Nagasaki... La toute jeune Cio-Cio-San,
surnommée Madame Butterfly et mariée au lieutenant américain
Pinkerton dont elle a eu un fils, attend fidèlement le retour de
son époux, trois ans après son départ. Condamnée
par sa famille pour s'être convertie au christianisme, elle vit dans
la solitude... et l'illusion : Pinkerton n'a jamais rien vu d'autre dans
cette union qu'un mariage de convenance. Quand enfin il revient au Japon,
accompagné de son épouse américaine, le destin frappe
à la porte de Butterfly... Ne se considérant "ni pute, ni
soumise", la mort sera la seule issue, l'ultime délivrance pour
notre malheureuse héroïne.
Dans un décor unique, traditionnel
et fonctionnel, la mise en scène de Mireille Laroche a tout pour
séduire : une lecture claire du livret, aucune transposition maladroite,
une direction d'acteurs qui frise l'ascèse, une gestuelle simple
et, par-dessus tout, cette image finale forte, presque insoutenable, qui
voit Cio-Cio San se donner la mort, sa ceinture de kimono la reliant, tel
un long cordon ombilical, à son enfant. Crise de larmes garantie
sur fond de ciel sanguinolent ! Bref, une réalisation très
aboutie, sans trop de "japoniaiseries" de carte postale, la nudité
crue d'un drame tellement humain car simplement immoral.

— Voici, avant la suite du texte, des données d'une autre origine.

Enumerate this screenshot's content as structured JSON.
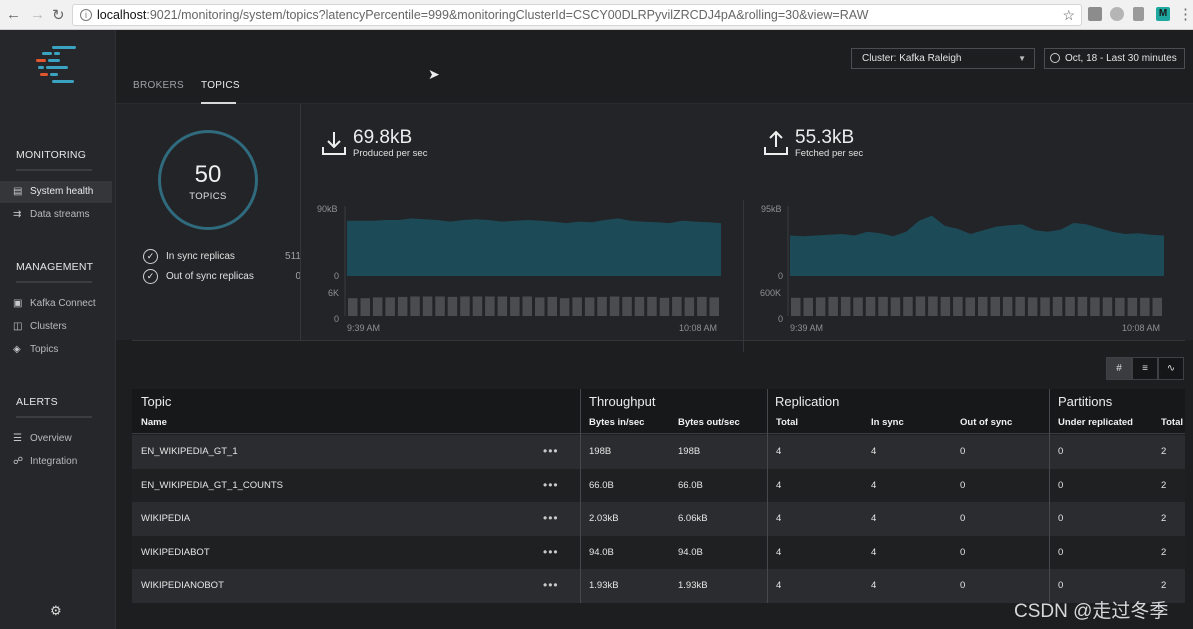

La Slovaque Eva Jenis, habituée
du rôle, dessine au fusain une Butterfly volontaire et, passée
sa nuit d'amour, son interminable attente, ses emportements, ses rancoeurs,
sa résignation ultime sont à jamais les nôtres.
Le rôle, elle le connaît
et tient à nous le faire savoir. La jolie cantatrice ne force jamais
ce frêle équilibre, voulu par Puccini, entre pudeur et mélancolie,
entre langueur poétique et brusquerie réaliste. Une sympathique
composition d'autant que la ligne de chant est très pure et les
accents dramatiques dans les forte ou les demi-teintes fort justes.
Puccinien émérite, l'Italien
Cesare Catani, à la jolie carrière internationale, campe
un goujat de première classe. Physique avantageux, voix solaire,
sensible, passionnée, un rien débraillée qui charrie
la rage de l'amour et le cynisme d'un séducteur italo-américain
avec une stupéfiante désinvolture.
Plaisir de retrouver le Nîmois
Olivier Heyte en Sharpless. Le rôle n'est pas des plus faciles, certes,
mais voilà un Ponce Pilate - aux pleurs bien tardifs - dramatiquement
solide dont la voix de baryton fière et cuivrée sonne merveilleusement
dans le théâtre avignonnais.
Toute aussi attachante se révèle
la compassion de Suzuki (Christine Labadens) face au Goro maquereau/obséquieux
de Rodolphe Briand, meilleur acteur que maître chanteur. C'est lui,
ne l'oublions pas, qui relie en les caricaturant les deux cultures en présence.
Minime réserve d'autant que
les brèves interventions de Nicolas Testé (Bonze) ou Francis
Dudziak (Yamadori) sont fort bien mises en place.
Succès mérité
pour Vincent Barthe. Jamais larmoyante sa direction équilibrée,
incisive, sans orientalisme factice, sans pathos inutile, délivre
un Puccini familier, d'une constante musicale et d'un souffle certain.